To prove that a Feller process is strong Markov, it is not the continuity
of $P_tf(x)$ in $t$ that is important, rather the continuity in $x$. That is, we use that $P_t$ maps bounded continuous functions back into bounded continuous functions.
Here is a sketch of the usual proof: Let $T$ be $({\cal G}_{t})$-optional, and let $T_n$ be the standard dyadic approximations to $T$,
so that, each $T_n$ is $({\cal G}_t)$-optional and $T_n\downarrow T$ on $\{T<\infty\}$.
Fix $u\geq 0$ and $f\in C_b(E)$. Then, by the Markov property over $({\cal G}_t)$ we have
\begin{eqnarray*} \mathbb{E}(f(X_{u+T_n})1_{\{T<\infty\}})

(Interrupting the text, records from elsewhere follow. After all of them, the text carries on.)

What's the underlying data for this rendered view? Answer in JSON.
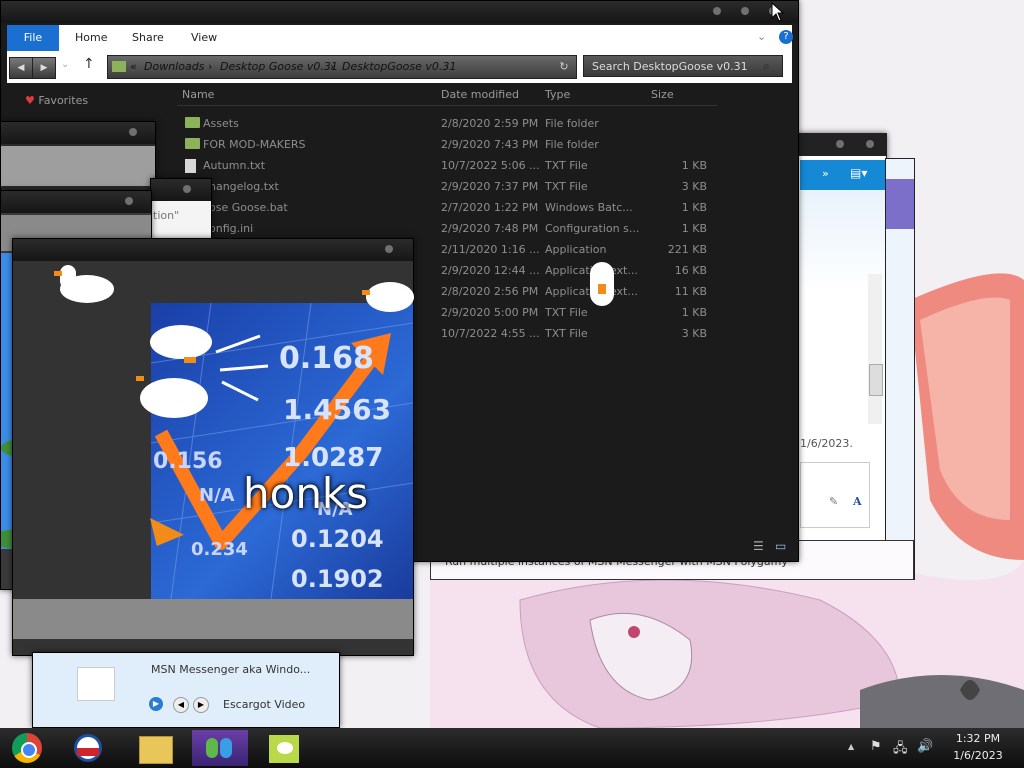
{
  "explorer": {
    "tabs": [
      "File",
      "Home",
      "Share",
      "View"
    ],
    "breadcrumb": [
      "Downloads",
      "Desktop Goose v0.31",
      "DesktopGoose v0.31"
    ],
    "breadcrumb_prefix": "«",
    "search_placeholder": "Search DesktopGoose v0.31",
    "favorites_label": "Favorites",
    "columns": {
      "name": "Name",
      "date": "Date modified",
      "type": "Type",
      "size": "Size"
    },
    "files": [
      {
        "name": "Assets",
        "date": "2/8/2020 2:59 PM",
        "type": "File folder",
        "size": "",
        "kind": "folder"
      },
      {
        "name": "FOR MOD-MAKERS",
        "date": "2/9/2020 7:43 PM",
        "type": "File folder",
        "size": "",
        "kind": "folder"
      },
      {
        "name": "Autumn.txt",
        "date": "10/7/2022 5:06 ...",
        "type": "TXT File",
        "size": "1 KB",
        "kind": "file"
      },
      {
        "name": "Changelog.txt",
        "date": "2/9/2020 7:37 PM",
        "type": "TXT File",
        "size": "3 KB",
        "kind": "file"
      },
      {
        "name": "Close Goose.bat",
        "date": "2/7/2020 1:22 PM",
        "type": "Windows Batc...",
        "size": "1 KB",
        "kind": "file"
      },
      {
        "name": "config.ini",
        "date": "2/9/2020 7:48 PM",
        "type": "Configuration s...",
        "size": "1 KB",
        "kind": "file"
      },
      {
        "name": "",
        "date": "2/11/2020 1:16 ...",
        "type": "Application",
        "size": "221 KB",
        "kind": "file"
      },
      {
        "name": "",
        "date": "2/9/2020 12:44 ...",
        "type": "Application ext...",
        "size": "16 KB",
        "kind": "file"
      },
      {
        "name": "",
        "date": "2/8/2020 2:56 PM",
        "type": "Application ext...",
        "size": "11 KB",
        "kind": "file"
      },
      {
        "name": "",
        "date": "2/9/2020 5:00 PM",
        "type": "TXT File",
        "size": "1 KB",
        "kind": "file"
      },
      {
        "name": "",
        "date": "10/7/2022 4:55 ...",
        "type": "TXT File",
        "size": "3 KB",
        "kind": "file"
      }
    ],
    "visible_names": [
      "Assets",
      "FOR MOD-MAKERS",
      "Autumn.txt",
      "hangelog.txt",
      "ose Goose.bat",
      "onfig.ini"
    ]
  },
  "notepad": {
    "text": "tion\""
  },
  "meme": {
    "caption": "honks",
    "numbers": [
      "0.168",
      "1.4563",
      "1.0287",
      "0.1204",
      "0.1902",
      "0.156",
      "0.234",
      "N/A",
      "N/A"
    ]
  },
  "messenger": {
    "date_text": "1/6/2023.",
    "footer_text": "Run multiple instances of MSN Messenger with MSN Polygamy",
    "font_label": "A"
  },
  "video_window": {
    "text_line1": "MSN Messenger aka Windo...",
    "video_label": "Escargot Video"
  },
  "taskbar": {
    "apps": [
      "Google Chrome",
      "Internet Explorer",
      "File Explorer",
      "Windows Live Messenger",
      "Desktop Goose"
    ],
    "time": "1:32 PM",
    "date": "1/6/2023",
    "tray_up": "▲"
  },
  "colors": {
    "file_tab": "#1b6fd0",
    "explorer_bg": "#1b1b1b",
    "taskbar": "#141414",
    "water": "#3a8ee6",
    "folder": "#8db25a",
    "beak": "#f28c16"
  }
}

&=&\sum_{k=1}^\infty \mathbb{E}(f(X_{u+k/2^n})1_{\{T_n=k/2^n\}})\\
&=&\sum_{k=1}^\infty \mathbb{E}(P_uf(X_{k/2^n})1_{\{T_n=k/2^n\}})\\[5pt]

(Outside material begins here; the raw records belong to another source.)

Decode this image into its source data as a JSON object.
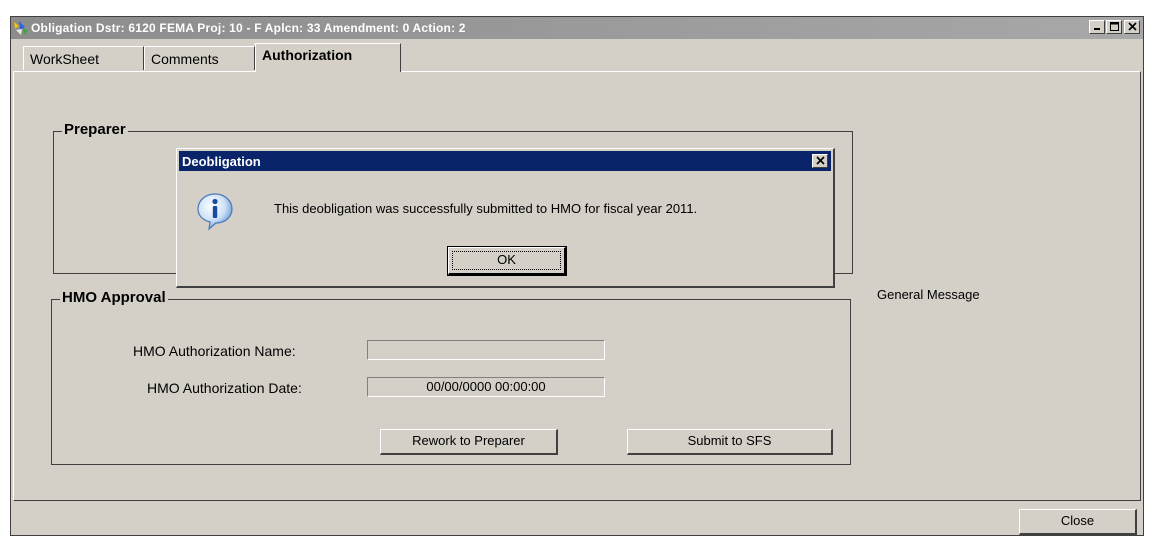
{
  "window": {
    "title": "Obligation   Dstr: 6120  FEMA Proj: 10 - F  Aplcn: 33  Amendment: 0  Action: 2"
  },
  "tabs": [
    {
      "label": "WorkSheet"
    },
    {
      "label": "Comments"
    },
    {
      "label": "Authorization"
    }
  ],
  "preparer": {
    "legend": "Preparer"
  },
  "hmo_approval": {
    "legend": "HMO Approval",
    "name_label": "HMO Authorization Name:",
    "name_value": "",
    "date_label": "HMO Authorization Date:",
    "date_value": "00/00/0000 00:00:00",
    "rework_button": "Rework to Preparer",
    "submit_button": "Submit to SFS"
  },
  "general_message": {
    "label": "General Message"
  },
  "footer": {
    "close_button": "Close"
  },
  "dialog": {
    "title": "Deobligation",
    "message": "This deobligation was successfully submitted to HMO for fiscal year 2011.",
    "ok_button": "OK",
    "icon": "info-icon"
  }
}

&=& \mathbb{E}(P_uf(X_{T_n})1_{\{T<\infty\}}).
\end{eqnarray*}
Since $P_uf$ is a bounded continuous function, and $(X_t)$ has
right continuous paths, letting $n\to\infty$ gives
$$\mathbb{E}(f(X_{u+T})1_{\{T<\infty\}})= \mathbb{E}(P_uf(X_{T})1_{\{T<\infty\}}).$$
This shows that $(X_t)$ is a strong Markov process.

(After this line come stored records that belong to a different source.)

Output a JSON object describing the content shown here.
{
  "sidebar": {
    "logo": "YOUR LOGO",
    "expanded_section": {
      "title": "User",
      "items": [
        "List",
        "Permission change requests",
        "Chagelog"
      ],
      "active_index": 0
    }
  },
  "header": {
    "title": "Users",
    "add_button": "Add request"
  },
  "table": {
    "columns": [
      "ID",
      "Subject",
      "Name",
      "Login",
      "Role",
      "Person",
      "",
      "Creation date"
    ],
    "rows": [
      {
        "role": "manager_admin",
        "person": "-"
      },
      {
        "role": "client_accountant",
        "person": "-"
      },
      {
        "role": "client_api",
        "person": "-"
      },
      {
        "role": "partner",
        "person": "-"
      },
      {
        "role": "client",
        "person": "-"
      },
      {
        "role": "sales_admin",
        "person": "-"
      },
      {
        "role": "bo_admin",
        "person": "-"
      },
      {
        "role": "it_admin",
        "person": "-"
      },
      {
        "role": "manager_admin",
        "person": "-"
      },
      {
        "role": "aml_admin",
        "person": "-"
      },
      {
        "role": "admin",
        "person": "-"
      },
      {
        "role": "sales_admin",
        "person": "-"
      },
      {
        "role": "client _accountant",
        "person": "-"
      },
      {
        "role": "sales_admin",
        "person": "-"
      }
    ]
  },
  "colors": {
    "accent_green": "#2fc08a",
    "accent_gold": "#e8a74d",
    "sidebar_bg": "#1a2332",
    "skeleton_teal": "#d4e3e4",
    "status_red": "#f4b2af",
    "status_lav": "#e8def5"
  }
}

By way of contrast, consider the Markov process $(X_t)$ on $E=[0,\infty)$ that (starting at the origin) spends an
exponential amount of time at the origin, and then moves to the right deterministically at unit speed. It has transition kernel
$$p_t(x,A)=\cases{e^{-t}\delta_0(A)+\int_0^t e^{-z}\delta_{t-z}(A)\,dz&if $x=0$\cr
\delta_{t+x}(A)&if $x>0$.}$$
For a bounded, measurable $f$ on $E$ we have
$$p_tf(x)=\cases{e^{-t}f(0)+\int_0^t e^{-z} f(t-z)\,dz&if $x=0$\cr
f(t+x)&if $x>0$.}$$
Notice that even if $f$ is continuous, $p_tf(x)$ will typically have a
discontinuity at $x=0$ for $t>0$. The right hand limit is $\lim_{x\downarrow 0}p_tf(x)=f(t)$, while its value $p_tf(0)$ is a weighted average of $f$
over the interval $[0,t]$.
This process $(X_t)$ has continuous sample paths, is not Feller, nor is it strong Markov.